You must follow the step-by-step instructions in the Open-book exams guide for candidates and practice scanning and uploading your work before your exams take place.

If illness or accident prevents you from being able to type or handwrite, and there is a member of your household who is prepared to act as an amanuensis, this arrangement can be accommodated as an alternative arrangement. Consult your college office to make such arrangements.

Plagiarism and collusion

In an open-book exam, you must submit your own work, without any help from others. When you take an exam, you will be required to sign up the University’s honour code. This confirms that you have understood and abided by the University’s rules on plagiarism and collusion. We will be making extensive use of plagiarism checkers, as we already do for submitted work, and we reserve the right to conduct follow-up viva voce exams to check students’ understanding of the examined material. We are also depending on students’ integrity. We regard integrity and honesty as central to the ethos of the University, and among the qualities of our students we value most highly. You will be expected to apply this to open-book exams.

Exam excusal

If you are unwell on the day of an open book exam, you may apply for excusal from the Proctors. Excusal can only be granted if the exam paper has not been downloaded. If you have downloaded the paper and then become ill, you cannot be excused but should submit what you have managed to complete. You can then submit a mitigating circumstances notice to the examiners.

Mitigating circumstances notices to examiners (MCE)

If you believe your academic performance has been seriously affected by COVID-19 situation and/or a medical or personal issue you can submit a mitigating circumstances notice to your examiners (MCE) via your college or your department if you are a non-matriculated student. For further details on how to submit a notice, please see the Problems completing your assessment page.

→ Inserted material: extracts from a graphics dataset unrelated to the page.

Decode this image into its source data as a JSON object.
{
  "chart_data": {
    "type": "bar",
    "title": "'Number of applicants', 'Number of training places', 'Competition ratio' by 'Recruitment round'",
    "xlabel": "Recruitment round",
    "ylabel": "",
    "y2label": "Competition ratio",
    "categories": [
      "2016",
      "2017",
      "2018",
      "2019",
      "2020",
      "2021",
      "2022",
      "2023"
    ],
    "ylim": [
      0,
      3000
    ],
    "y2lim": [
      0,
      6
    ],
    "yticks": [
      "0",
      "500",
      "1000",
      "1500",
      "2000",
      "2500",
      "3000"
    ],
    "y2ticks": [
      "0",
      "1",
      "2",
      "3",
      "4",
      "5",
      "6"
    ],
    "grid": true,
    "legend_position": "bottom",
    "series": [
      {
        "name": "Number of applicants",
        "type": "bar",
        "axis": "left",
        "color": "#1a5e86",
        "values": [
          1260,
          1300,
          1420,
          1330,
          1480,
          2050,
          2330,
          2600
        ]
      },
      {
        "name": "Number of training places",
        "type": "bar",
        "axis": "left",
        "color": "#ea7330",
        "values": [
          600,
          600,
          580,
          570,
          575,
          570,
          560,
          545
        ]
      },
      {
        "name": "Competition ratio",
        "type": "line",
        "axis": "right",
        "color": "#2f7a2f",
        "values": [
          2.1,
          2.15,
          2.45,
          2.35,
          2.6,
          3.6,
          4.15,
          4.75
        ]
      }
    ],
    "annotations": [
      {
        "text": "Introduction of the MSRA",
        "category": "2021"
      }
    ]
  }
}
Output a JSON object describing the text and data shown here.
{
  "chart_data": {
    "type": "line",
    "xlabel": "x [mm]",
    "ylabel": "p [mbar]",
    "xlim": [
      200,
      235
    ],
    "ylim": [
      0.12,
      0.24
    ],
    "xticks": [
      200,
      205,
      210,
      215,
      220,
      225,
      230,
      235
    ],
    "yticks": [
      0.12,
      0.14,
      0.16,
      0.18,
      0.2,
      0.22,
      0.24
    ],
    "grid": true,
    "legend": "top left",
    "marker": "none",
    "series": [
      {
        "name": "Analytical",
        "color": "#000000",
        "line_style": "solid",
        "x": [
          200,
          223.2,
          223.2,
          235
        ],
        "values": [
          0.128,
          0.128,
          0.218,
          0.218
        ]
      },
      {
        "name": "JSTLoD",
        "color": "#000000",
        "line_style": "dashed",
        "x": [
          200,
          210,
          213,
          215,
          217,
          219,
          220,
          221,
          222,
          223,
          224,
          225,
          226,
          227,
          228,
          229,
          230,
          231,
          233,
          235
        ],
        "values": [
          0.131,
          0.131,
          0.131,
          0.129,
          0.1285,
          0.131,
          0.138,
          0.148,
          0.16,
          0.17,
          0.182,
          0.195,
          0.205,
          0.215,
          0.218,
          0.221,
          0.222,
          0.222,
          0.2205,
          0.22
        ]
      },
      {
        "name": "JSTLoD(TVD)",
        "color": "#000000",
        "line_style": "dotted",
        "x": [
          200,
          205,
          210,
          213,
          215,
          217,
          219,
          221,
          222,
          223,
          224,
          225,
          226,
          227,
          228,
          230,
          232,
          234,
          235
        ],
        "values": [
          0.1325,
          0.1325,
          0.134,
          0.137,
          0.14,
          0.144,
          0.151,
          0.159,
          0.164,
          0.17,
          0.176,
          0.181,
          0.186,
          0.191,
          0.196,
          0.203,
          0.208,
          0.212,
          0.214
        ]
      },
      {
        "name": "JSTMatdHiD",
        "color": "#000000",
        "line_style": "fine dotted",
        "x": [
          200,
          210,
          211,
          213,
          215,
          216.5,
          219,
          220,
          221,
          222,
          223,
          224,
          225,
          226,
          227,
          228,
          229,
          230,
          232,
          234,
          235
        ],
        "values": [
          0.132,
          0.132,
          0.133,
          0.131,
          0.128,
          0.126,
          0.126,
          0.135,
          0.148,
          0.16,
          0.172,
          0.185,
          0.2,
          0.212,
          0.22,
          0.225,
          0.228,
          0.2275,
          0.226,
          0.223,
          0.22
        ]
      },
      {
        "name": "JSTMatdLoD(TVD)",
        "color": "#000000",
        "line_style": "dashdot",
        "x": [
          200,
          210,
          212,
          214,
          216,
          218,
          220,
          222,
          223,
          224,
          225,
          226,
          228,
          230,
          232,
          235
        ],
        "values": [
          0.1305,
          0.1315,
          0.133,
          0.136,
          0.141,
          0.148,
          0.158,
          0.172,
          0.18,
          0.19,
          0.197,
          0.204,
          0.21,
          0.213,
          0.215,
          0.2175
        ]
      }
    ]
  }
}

Complaints and academic appeals

  • Complaints concerning the conduct of university exams or circumstances that affected the teaching or tutorial support on your course - raise concerns with your senior tutor.
  • If, following such a discussion, you have a complaint about procedures not being correctly followed during an exam, or you have reason to believe that your exam was not conducted fairly, you may make an academic appeal to the Proctors.
  • Please refer to the Complaints and Appeals procedures in the University regulations.
  • If you are a graduate research student you should raise your concerns with your director of graduate studies.

Further information

Please refer to the Open-book exams guide for candidates for more detailed information, troubleshooting and reference guides.  All students taking part in an open-book exam this term must read this document carefully.